É graduada em engenharia da Ciência da Computação e Tecnologia da Informação pela Universidad del Valle, da Guatemala, tem mestrado em Administração e Gerenciamento de Negócios pela Universidad Centroamericana José Simeón Cañas, de El Salvador, e pós-graduação em Gerenciamento pela University of New York. É fluente em inglês, italiano, português e espanhol.

 

“EU REALMENTE ACHO QUE TEMOS ALGUNS RESULTADOS QUE FINALMENTE NOS DÃO ESPERANÇA. VIMOS A DIFERENÇA DO QUE UM CONSÓRCIO INTERESTADUAL, QUE AGORA COMPLETOU CINCO ANOS”

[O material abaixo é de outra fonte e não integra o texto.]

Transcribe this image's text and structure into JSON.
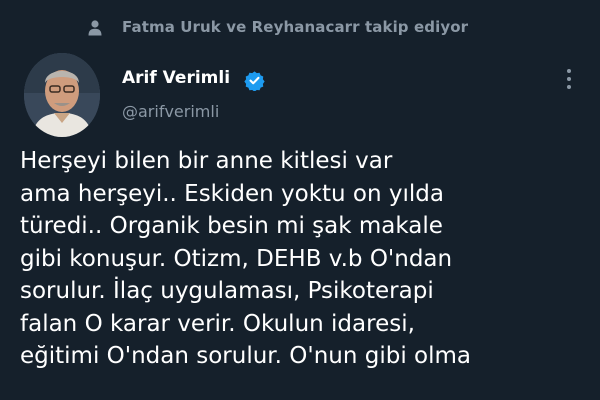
{
  "context": {
    "icon": "person-icon",
    "text": "Fatma Uruk ve Reyhanacarr takip ediyor"
  },
  "author": {
    "avatar_icon": "avatar",
    "name": "Arif Verimli",
    "verified_icon": "verified-badge-icon",
    "handle": "@arifverimli"
  },
  "menu": {
    "icon": "more-options-icon"
  },
  "tweet": {
    "lines": [
      "Herşeyi bilen bir anne kitlesi var",
      "ama herşeyi.. Eskiden yoktu on yılda",
      "türedi.. Organik besin mi şak makale",
      "gibi konuşur. Otizm, DEHB v.b O'ndan",
      "sorulur. İlaç uygulaması, Psikoterapi",
      "falan O karar verir. Okulun idaresi,",
      "eğitimi O'ndan sorulur. O'nun gibi olma"
    ]
  },
  "colors": {
    "background": "#15202b",
    "secondary_text": "#8b98a5",
    "verified": "#1d9bf0"
  }
}
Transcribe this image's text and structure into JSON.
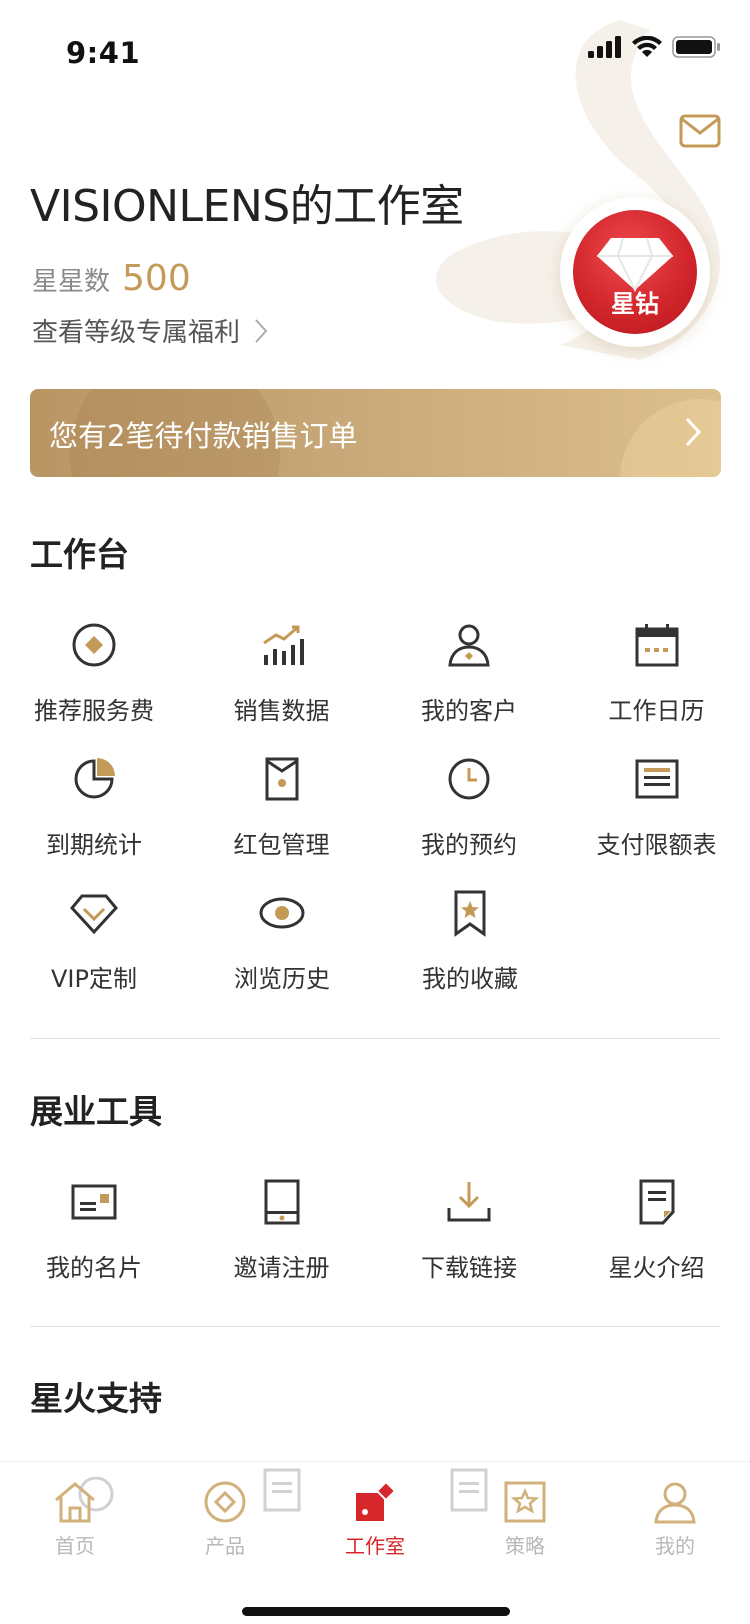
{
  "status_bar": {
    "time": "9:41"
  },
  "header": {
    "studio_title": "VISIONLENS的工作室",
    "stars_label": "星星数",
    "stars_value": "500",
    "benefits_link": "查看等级专属福利",
    "level_badge": "星钻"
  },
  "banner": {
    "text": "您有2笔待付款销售订单"
  },
  "workbench": {
    "title": "工作台",
    "items": [
      {
        "label": "推荐服务费",
        "icon": "coin-icon"
      },
      {
        "label": "销售数据",
        "icon": "sales-chart-icon"
      },
      {
        "label": "我的客户",
        "icon": "customer-icon"
      },
      {
        "label": "工作日历",
        "icon": "calendar-icon"
      },
      {
        "label": "到期统计",
        "icon": "pie-chart-icon"
      },
      {
        "label": "红包管理",
        "icon": "red-packet-icon"
      },
      {
        "label": "我的预约",
        "icon": "clock-icon"
      },
      {
        "label": "支付限额表",
        "icon": "table-icon"
      },
      {
        "label": "VIP定制",
        "icon": "diamond-icon"
      },
      {
        "label": "浏览历史",
        "icon": "eye-icon"
      },
      {
        "label": "我的收藏",
        "icon": "bookmark-icon"
      }
    ]
  },
  "tools": {
    "title": "展业工具",
    "items": [
      {
        "label": "我的名片",
        "icon": "business-card-icon"
      },
      {
        "label": "邀请注册",
        "icon": "tablet-icon"
      },
      {
        "label": "下载链接",
        "icon": "download-icon"
      },
      {
        "label": "星火介绍",
        "icon": "document-icon"
      }
    ]
  },
  "support": {
    "title": "星火支持"
  },
  "tabbar": {
    "tabs": [
      {
        "label": "首页",
        "icon": "home-icon"
      },
      {
        "label": "产品",
        "icon": "product-icon"
      },
      {
        "label": "工作室",
        "icon": "studio-icon",
        "active": true
      },
      {
        "label": "策略",
        "icon": "strategy-icon"
      },
      {
        "label": "我的",
        "icon": "profile-icon"
      }
    ]
  },
  "colors": {
    "gold": "#c39a57",
    "icon_dark": "#333333",
    "active_red": "#d8272c",
    "badge_red": "#d1262c"
  }
}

Silvia Rulcks: Bem, como sistema das Nações Unidas no Brasil, a gente vem acompanhando o trabalho dos nove estados, mas, particularmente, do consórcio interestadual desde 2021. Então, dá para ver essa evolução no trabalho. Por exemplo, a gente começou oferecendo cooperação, assessoria técnica para elaboração do plano de recuperação. Foi assim que começamos mais este trabalho em conjunto com o sistema ONU, especialmente via as agências, fundos e programas que têm dados especializados. Nós temos, por exemplo, a FAO [programa da ONU para agricultura e alimentação], e o programa ambiental das Nações Unidas, mas também 17 agências que colaboram. Aí nasceu a ideia, vamos trabalhar ainda mais juntos, não? E pensamos na criação de um fundo como mecanismo programático-financeiro para receber proposta de desenvolvimento sustentável e financiamento para apoiar os esforços [de preservação] da Amazônia Legal.

 

“EU ACREDITO QUE QUANDO OS PAÍSES TRABALHAM JUNTOS, AS COISAS MELHORARAM. OS ESTADOS TRABALHANDO JUNTO MELHORAM E VÃO MELHORAR”

 

Ainda sobre a questão do financiamento, além do fundo Amazônia, o próprio consórcio formado pelos estados brasileiros que integram a Amazônia Legal vai instituir um fundo próprio para promover o desenvolvimento da região. Mas é fato que o dinheiro para garantir o desenvolvimento e as ações de preservação não estão chegando. O próprio presidente Lula falou da necessidade dos países mais ricos ajudarem os amazônidas em ações sustentáveis que preservem a floresta. Como resolver esta questão?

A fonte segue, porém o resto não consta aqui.